Now that we have some data to work with, let’s determine what transformation there are available. The strategies available are the following classes:
- Duplicator
- Fuzzer
- NoiseMaker
Let’s use the NoiseMaker
class to add some noise to our dataset.
from datafuzz import DataSet, NoiseMaker
dataset = DataSet(dataset,
output='file://my_new_file.json')
noiser = NoiseMaker(
dataset,
noise=['add_nulls', 'random'],
columns=['price', 'model', 'year'],
percentage=30,
)
noiser.run_strategy()
At this point, your DataSet
object is transformed.
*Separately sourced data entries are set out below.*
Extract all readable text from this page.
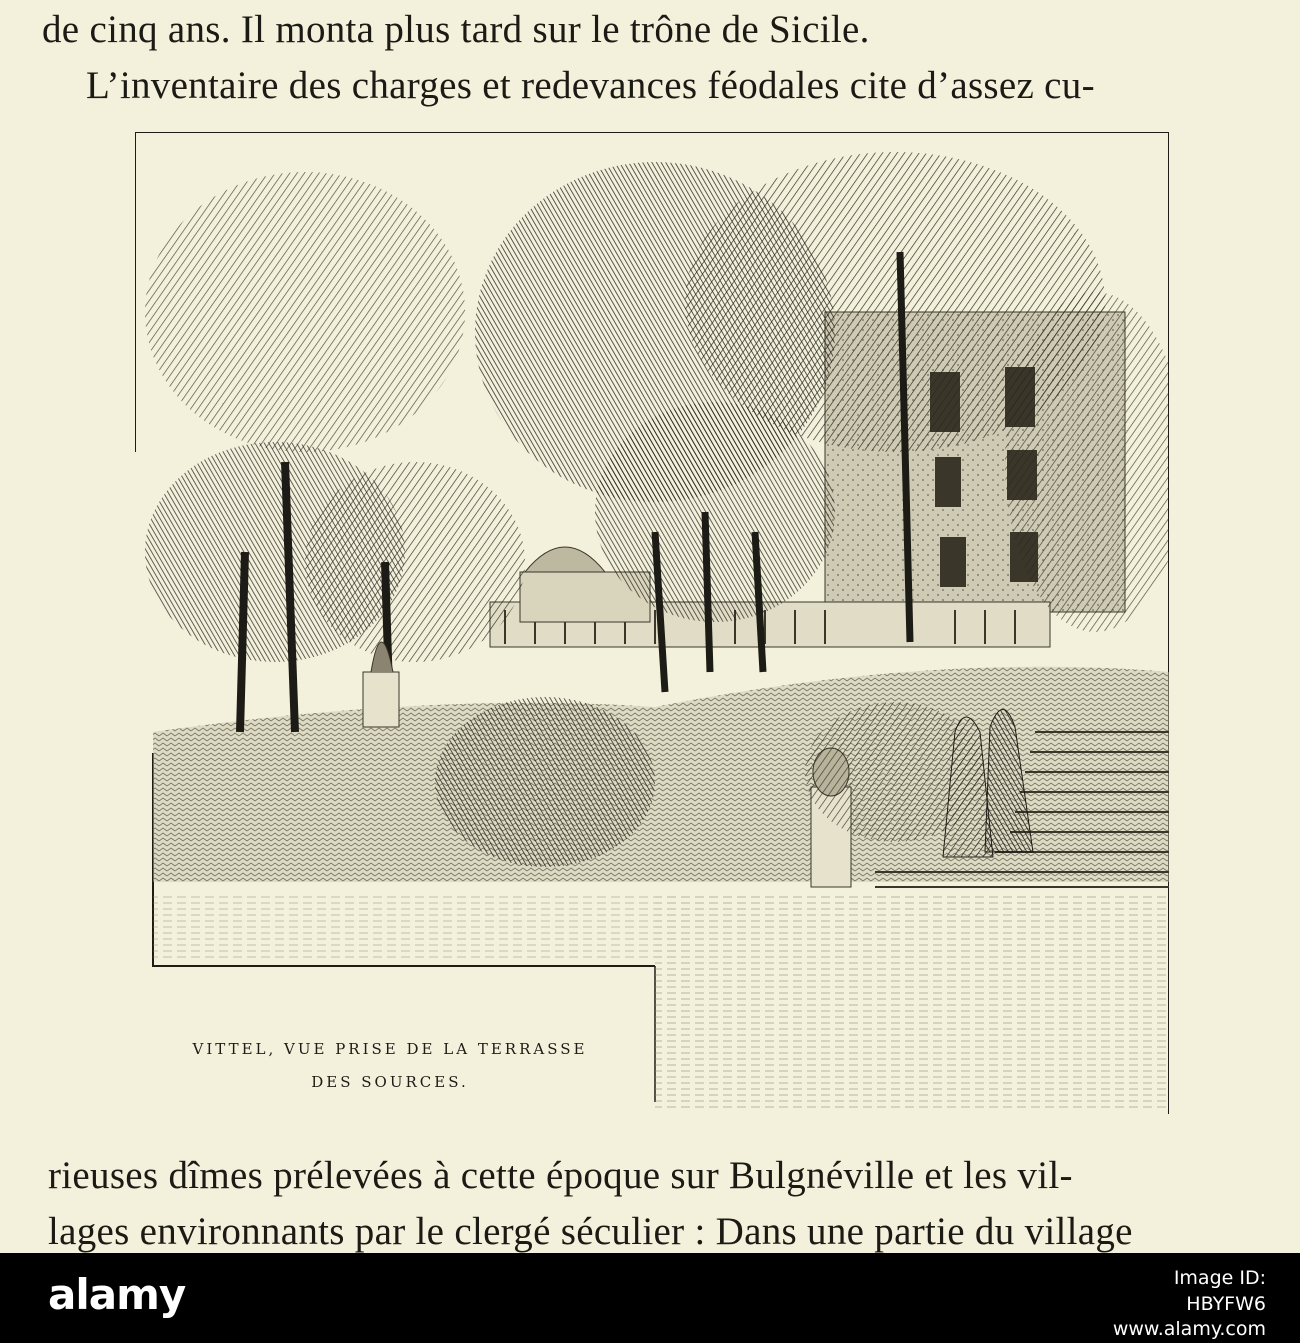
de cinq ans. Il monta plus tard sur le trône de Sicile.
L’inventaire des charges et redevances féodales cite d’assez cu-
VITTEL, VUE PRISE DE LA TERRASSE
DES SOURCES.
rieuses dîmes prélevées à cette époque sur Bulgnéville et les vil-
lages environnants par le clergé séculier : Dans une partie du village
alamy	Image ID:
HBYFW6
www.alamy.com
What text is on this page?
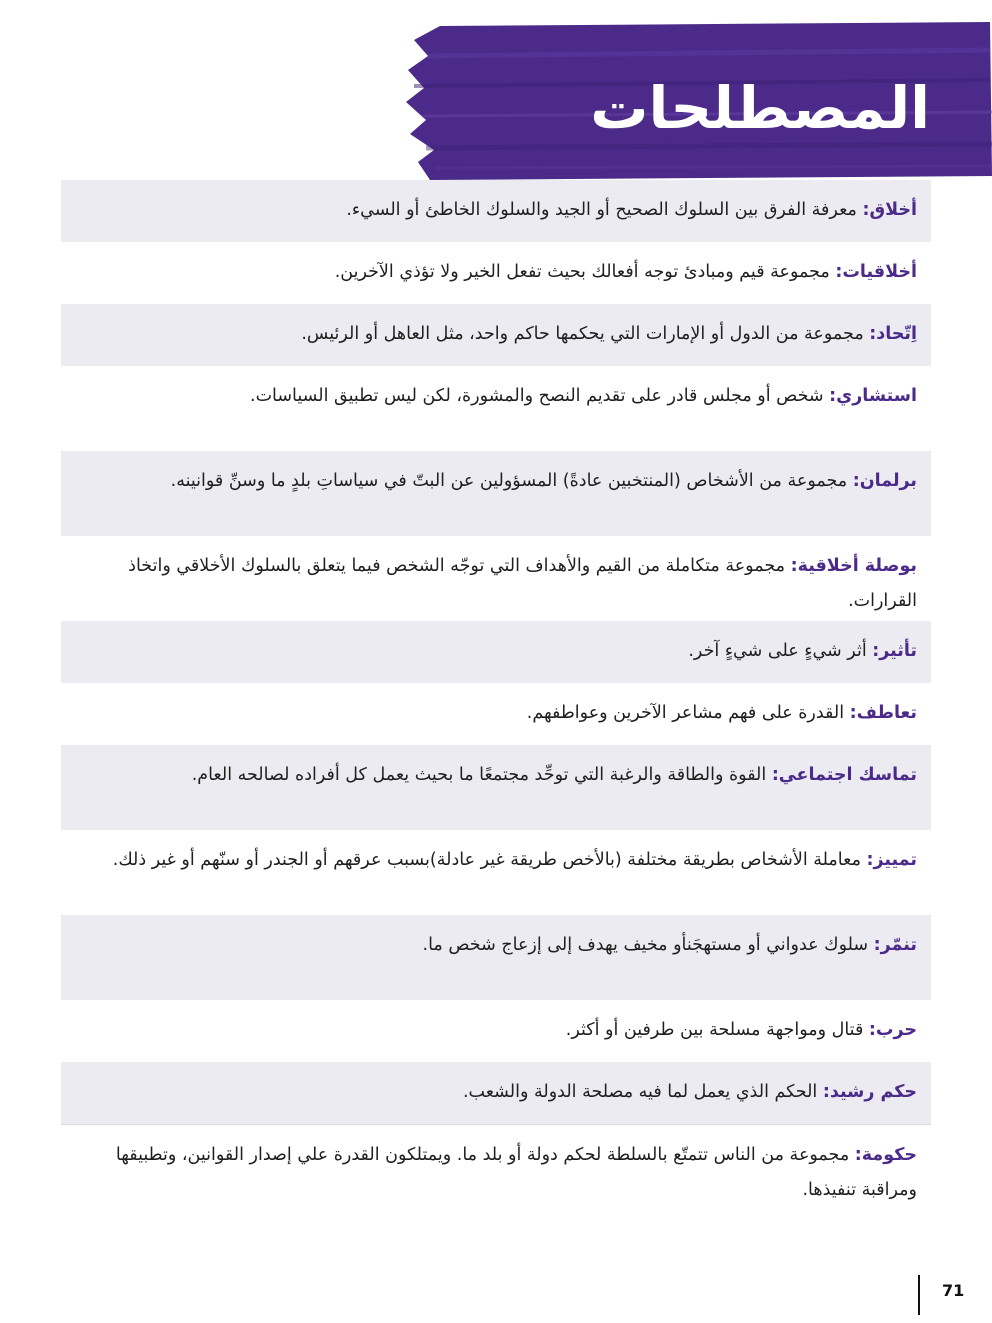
المصطلحات
أخلاق: معرفة الفرق بين السلوك الصحيح أو الجيد والسلوك الخاطئ أو السيء.
أخلاقيات: مجموعة قيم ومبادئ توجه أفعالك بحيث تفعل الخير ولا تؤذي الآخرين.
اِتّحاد: مجموعة من الدول أو الإمارات التي يحكمها حاكم واحد، مثل العاهل أو الرئيس.
استشاري: شخص أو مجلس قادر على تقديم النصح والمشورة، لكن ليس تطبيق السياسات.
برلمان: مجموعة من الأشخاص (المنتخبين عادةً) المسؤولين عن البتّ في سياساتِ بلدٍ ما وسنِّ قوانينه.
بوصلة أخلاقية: مجموعة متكاملة من القيم والأهداف التي توجّه الشخص فيما يتعلق بالسلوك الأخلاقي واتخاذ القرارات.
تأثير: أثر شيءٍ على شيءٍ آخر.
تعاطف: القدرة على فهم مشاعر الآخرين وعواطفهم.
تماسك اجتماعي: القوة والطاقة والرغبة التي توحِّد مجتمعًا ما بحيث يعمل كل أفراده لصالحه العام.
تمييز: معاملة الأشخاص بطريقة مختلفة (بالأخص طريقة غير عادلة)بسبب عرقهم أو الجندر أو سنّهم أو غير ذلك.
تنمّر: سلوك عدواني أو مستهجَنأو مخيف يهدف إلى إزعاج شخص ما.
حرب: قتال ومواجهة مسلحة بين طرفين أو أكثر.
حكم رشيد: الحكم الذي يعمل لما فيه مصلحة الدولة والشعب.
حكومة: مجموعة من الناس تتمتّع بالسلطة لحكم دولة أو بلد ما. ويمتلكون القدرة علي إصدار القوانين، وتطبيقها ومراقبة تنفيذها.
71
You can check it by looking at the 5 initial items in the dataset:
print(dataset[:5])
Your data should now be a bit messy:
category color model plate price year
0 D maroon 4.376930 179-IYJ 29000.000000 2006.000000
1 D green 4.000000 P 336983 15468.136372 1598.702067
2 D gray 5.270262 DIV-042 20000.000000 2002.000000
3 C aqua 2.017815 84R 707 38000.000000 NaN
4 C fuchsia 6.000000 8078 TU 37000.000000 1995.355014
You can continue running transformations, if you like:
from datafuzz import Duplicator
duplicator = Duplicator(
dataset,
percentage=20,
)
duplicator.run_strategy()
When you are done with the transformations, you can export the data depending on the output you set when the dataset was first initiated. You can also set a new output string. Available outputs are as follows:
- pandas dataframe: ‘pandas’
- numpy 2D array: ‘numpy’
datafuzz.DataSet
: ‘dataset’- list: ‘list’
- CSV files: ‘file://foo.csv’
- JSON files: ‘file://foo.json’
- SQL: ‘sql’
If you use the ‘sql’ output, you need to also set a value for 'table'
and for 'db_uri'
. For an in-depth treatment of input and output options, please see I/O Options.
To then get the output, you need to run to_output
:
output = dataset.to_output()
print(output)
And now to check the file:
head -c 200 my_new_file.csv
{"0":{"category":"D","color":"maroon","model":2.5774000851,"plate":"0ME 062","price":null,"year":2008.0},"1":{"category":"C","color":"black","model":null,"plate":"UGV-266","price":39000.0,"year":2010.
That covers the vast majority of the functionality contained within datafuzz. Want to see more features? Check the backlog and feel free to follow steps for contributing!
If you want to see more examples of functionality, check out the examples in the repository.
For a longer explanation of the generators and their functionality, see the Generators documentation. For the same treatment for strategies, see the Strategies documentation.
For a review of I/O functionality and options (for both parsers and DataSet
output), see the I/O Options documentation.